Some very important people were persuaded to go and investigate. They took testimonies from a wide age range of witnesses, but all Knock villagers, who saw the apparition. Eventually, the wise important people declared that the testimonies were accurate and credible. It was official. Our lady had appeared before them. I read some of the testimonies. They don’t mention hooch, but they don’t claim their sobriety either.
Well that was handy. Now their poor remote village started receiving visitors. And so it grew. People flocked there. Even Pope John Paul II visited. Now, would you believe it, there’s an airport, tarmac, lots of it, a shrine, a basilica, a museum, a hotel, conference rooms, some quite attractive little gardens, and a few statues. There’s also plenty of opportunities to have tea and cake in the village, and also buy empty Holy Water bottles if you wish.
I am sorry for feeling like this. No, really I am, sorry. I don’t wish to offend anybody who believes this sort of thing. I truly wish I did. I have observed many times, and fully recognise, that plenty of people around the world gain a huge amount of pleasure from their faith. I have watched Southern Baptists being baptised in the River Jordan, pilgrims crawling on their hands and knees as they come into the Cathedral Square in Santiago de Compostela to come a see a finger of James* , and many more. Each time I have wondered if I am missing something. I quickly conclude that I am not. I am quite content recognising that religion, anybody’s religion, offers hugely important moral guidance to us all. All the little details, like apparitions, just seem to complicate the basics, and separate one religion from another. Those differences of course have led to arguments, wars and death for over a thousand years. Protestants against Catholics in Belfast, Sunni against Shia in the Middle East, Christians against Muslims in the Crusades, and so on. I prefer to live with the rules that unite us, not separate us. Don’t kill, don’t steal, love your neighbour, look after others who cannot look after themselves, etc. Do you recognise your religion?

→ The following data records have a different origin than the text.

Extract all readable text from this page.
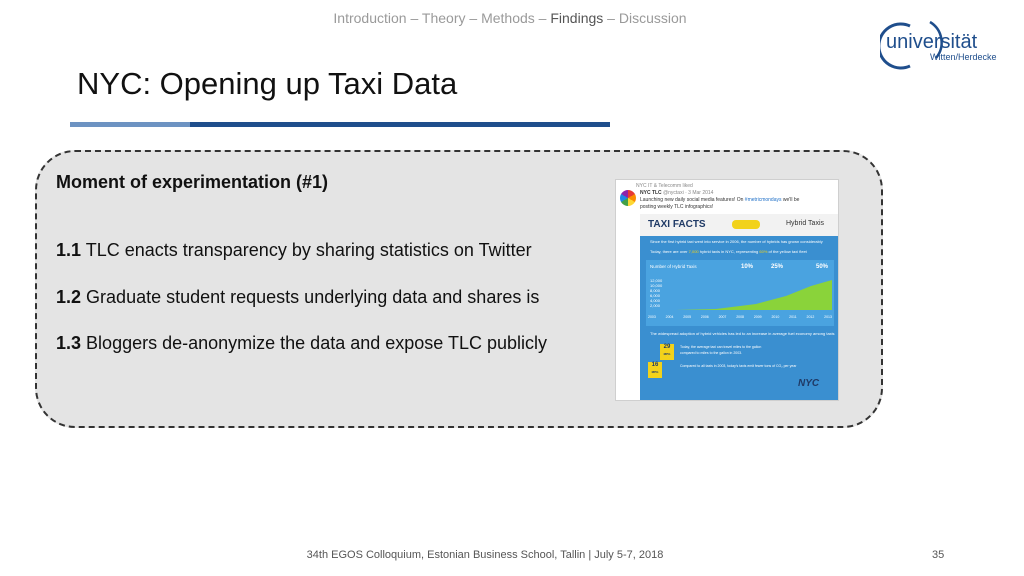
Introduction – Theory – Methods – Findings – Discussion
universität
Witten/Herdecke
NYC: Opening up Taxi Data
Moment of experimentation (#1)
1.1 TLC enacts transparency by sharing statistics on Twitter
1.2 Graduate student requests underlying data and shares is
1.3 Bloggers de-anonymize the data and expose TLC publicly
NYC IT & Telecomm liked
NYC TLC @nyctaxi · 3 Mar 2014
Launching new daily social media features! On #metricmondays we'll be
posting weekly TLC infographics!
TAXI FACTS	Hybrid Taxis
Since the first hybrid taxi went into service in 2006, the number of hybrids has grown considerably
Today, there are over 7,000 hybrid taxis in NYC, representing 60% of the yellow taxi fleet
Number of Hybrid Taxis	10%	25%	50%
12,000
10,000
8,000
6,000
4,000
2,000
2003	2004	2005	2006	2007	2008	2009	2010	2011	2012	2013
The widespread adoption of hybrid vehicles has led to an increase in average fuel economy among taxis
29
MPG
16
MPG
Today, the average taxi can travel miles to the gallon
compared to miles to the gallon in 2003.
Compared to all taxis in 2003, today's taxis emit fewer tons of CO₂ per year
NYC
34th EGOS Colloquium, Estonian Business School, Tallin | July 5-7, 2018	35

* In the 9th.century, Catholic leaders decided that they wanted to bolster support in the north west region of the Iberian peninsula that is now Spain. Conveniently someone found a body buried there and said it was that of the apostle James. They obliged people to go on a pilgrimage to visit it, which they did, and so northern Spain was occupied for catholics, mostly from France. Much cheaper than raising an army. You can go and see his withered blackened digit in the Cathedral if you are so inclined. Irrespective of the finger I think the “pilgrimage” to Santiago is a wonderful thing to do. There are also many non-Christians en route seeking to find something else in their lives, and succeeding.
My early April 2017 tour of the Emerald Isle took in Cork, Dingle, Shea Head, the Cliffs of Moher, the Giant’s Causeway, Belfast, many other places you heard too much about during the “troubles” for all the wrong reasons, and Dublin. I met no-one who wasn't ridiculously friendly, no field that wasn’t green, and enjoyed the craic in a Dublin pub. Perfect start I would say. On to France.